11 Lug Once in a lifetime: Enrique Guaita
Il 15 luglio 1910 nasce a Lucas Gonzales, capitale del lino nel distretto argentino di Nogoyá, Enrique Guaita, di mestiere goleador. Per Enrique il gol era scritto nel sangue. L’”Indio”, infatti, aveva avuto un padre che a calcio ci sapeva fare e che si era lasciato alle spalle miseria e stenti abbandonando Menaggio e le splendide rive del Lago di Como per inseguire il futuro in Argentina. Enrique avrebbe seguito quelle stesse orme diventando un autentico talento. Guaita era un attaccante prolifico, abile in qualsiasi zona venisse schierato.
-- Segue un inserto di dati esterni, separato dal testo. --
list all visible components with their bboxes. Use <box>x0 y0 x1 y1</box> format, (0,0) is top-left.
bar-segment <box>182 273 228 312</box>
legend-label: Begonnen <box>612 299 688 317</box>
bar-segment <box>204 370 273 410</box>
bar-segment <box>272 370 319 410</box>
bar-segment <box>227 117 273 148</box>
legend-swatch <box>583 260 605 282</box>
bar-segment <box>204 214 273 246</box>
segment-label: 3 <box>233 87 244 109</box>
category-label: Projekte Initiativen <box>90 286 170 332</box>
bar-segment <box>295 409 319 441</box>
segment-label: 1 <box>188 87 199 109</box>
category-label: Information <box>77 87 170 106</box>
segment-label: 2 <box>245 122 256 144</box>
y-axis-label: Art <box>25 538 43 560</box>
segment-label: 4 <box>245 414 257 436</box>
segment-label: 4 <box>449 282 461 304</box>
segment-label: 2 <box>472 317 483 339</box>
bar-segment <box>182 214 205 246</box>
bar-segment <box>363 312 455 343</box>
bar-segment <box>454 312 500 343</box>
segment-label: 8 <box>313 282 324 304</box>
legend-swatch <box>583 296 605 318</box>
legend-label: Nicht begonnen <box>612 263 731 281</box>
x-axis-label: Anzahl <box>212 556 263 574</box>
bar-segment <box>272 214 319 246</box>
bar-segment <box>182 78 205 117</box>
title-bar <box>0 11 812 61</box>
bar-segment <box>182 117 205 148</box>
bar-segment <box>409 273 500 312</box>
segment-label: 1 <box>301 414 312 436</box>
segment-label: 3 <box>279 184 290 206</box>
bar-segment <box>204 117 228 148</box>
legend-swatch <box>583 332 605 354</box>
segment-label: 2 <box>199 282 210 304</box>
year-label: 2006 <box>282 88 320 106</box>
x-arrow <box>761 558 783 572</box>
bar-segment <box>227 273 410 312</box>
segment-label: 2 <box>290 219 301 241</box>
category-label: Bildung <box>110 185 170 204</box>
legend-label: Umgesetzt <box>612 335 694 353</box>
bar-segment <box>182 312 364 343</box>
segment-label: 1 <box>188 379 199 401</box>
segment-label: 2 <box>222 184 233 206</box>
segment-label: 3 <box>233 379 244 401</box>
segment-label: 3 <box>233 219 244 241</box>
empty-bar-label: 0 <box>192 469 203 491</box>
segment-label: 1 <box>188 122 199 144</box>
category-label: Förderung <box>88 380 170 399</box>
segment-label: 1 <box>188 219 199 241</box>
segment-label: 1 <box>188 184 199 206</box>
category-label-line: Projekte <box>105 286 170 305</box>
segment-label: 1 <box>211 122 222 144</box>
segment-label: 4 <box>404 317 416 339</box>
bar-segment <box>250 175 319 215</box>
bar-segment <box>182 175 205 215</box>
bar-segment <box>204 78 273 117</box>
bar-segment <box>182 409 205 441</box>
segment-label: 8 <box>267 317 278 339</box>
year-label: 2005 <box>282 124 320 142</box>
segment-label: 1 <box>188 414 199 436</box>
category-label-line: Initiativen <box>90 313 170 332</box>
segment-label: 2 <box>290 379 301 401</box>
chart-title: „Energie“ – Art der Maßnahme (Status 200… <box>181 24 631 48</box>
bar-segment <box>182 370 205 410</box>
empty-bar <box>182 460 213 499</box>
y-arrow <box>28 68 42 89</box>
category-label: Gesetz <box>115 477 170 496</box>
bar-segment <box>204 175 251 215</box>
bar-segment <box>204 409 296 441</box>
La natura lo aveva dotato di fiuto e senso della posizione, cose che, nella vita come in una partita di pallone, risultano spesso decisive. Con l’Estudiantes de la Plata oltre agli applausi arrivarono anche fama e notorietà. I giornali presero così a seguirlo raccontandone le gesta e quel potente eco attraversò rapidamente l’Atlantico. L’impressionante media di un gol ogni due partite lo proiettò in nazionale a far compagnia ad una manciata di geniali italiani d’Argentina, come Luisito Monti e Mumo Orsi.
Il ritorno in Italia
Come loro, ad un certo della carriera, Enrique scelse di tornare nelle terre dei suoi avi. Fu sufficiente una convocazione del maestro Pozzo, impegnato a costruire la nazionale che doveva dare la scalata al titolo mondiale, e lui capì che era arrivato il momento di cambiare continente, di salutare La Plata e il barrio per indossare la maglia della Roma sventolando una cittadinanza nuova di zecca, ottenuta di gran carriera per decreto. Guaita era un attaccante rapido. Quell’estrema agilità lo spinse all’ala destra ad affondare i colpi nelle difese avversarie ubriacando gli avversari con qualche funambolico dribbling sulla fascia laterale. Singolarmente, proprio una fuga ne segnò drammaticamente la brillante carriera.
Quella fatale cartolina
La mattina del 19 settembre 1935 Guaita dovette infatti presentarsi alla caserma di via Paolina, vicino a Termini. L’invito era chiaro e perentoreo. Era una cartolina inviatagli dall’ufficio di leva. Non gli era stata spedita per porgere dei saluti. Enrique avrebbe dovuto sostenere la visita per prestare il servizio militare. Era una precisa strategia del regime, un’operazione di propaganda. L’Italia stava infatti avventurandosi in terra d’Etiopia, alla ricerca di un posto al sole, e tutti avrebbe dovuto dare l’esempio con il proprio contributo. Tutti, anche i calciatori. Poche parole e una visita sommaria ne decretarono il futuro bellico: Enrico Guaita e i suoi compagni naturalizzati Stagnaro e Scopelli, con cui componeva la celebre “cortada argentina”, avrebbero servito la Patria nel corpo dei bersaglieri, con le piume di gallo cedrone sul cappello e un fucile a tracolla.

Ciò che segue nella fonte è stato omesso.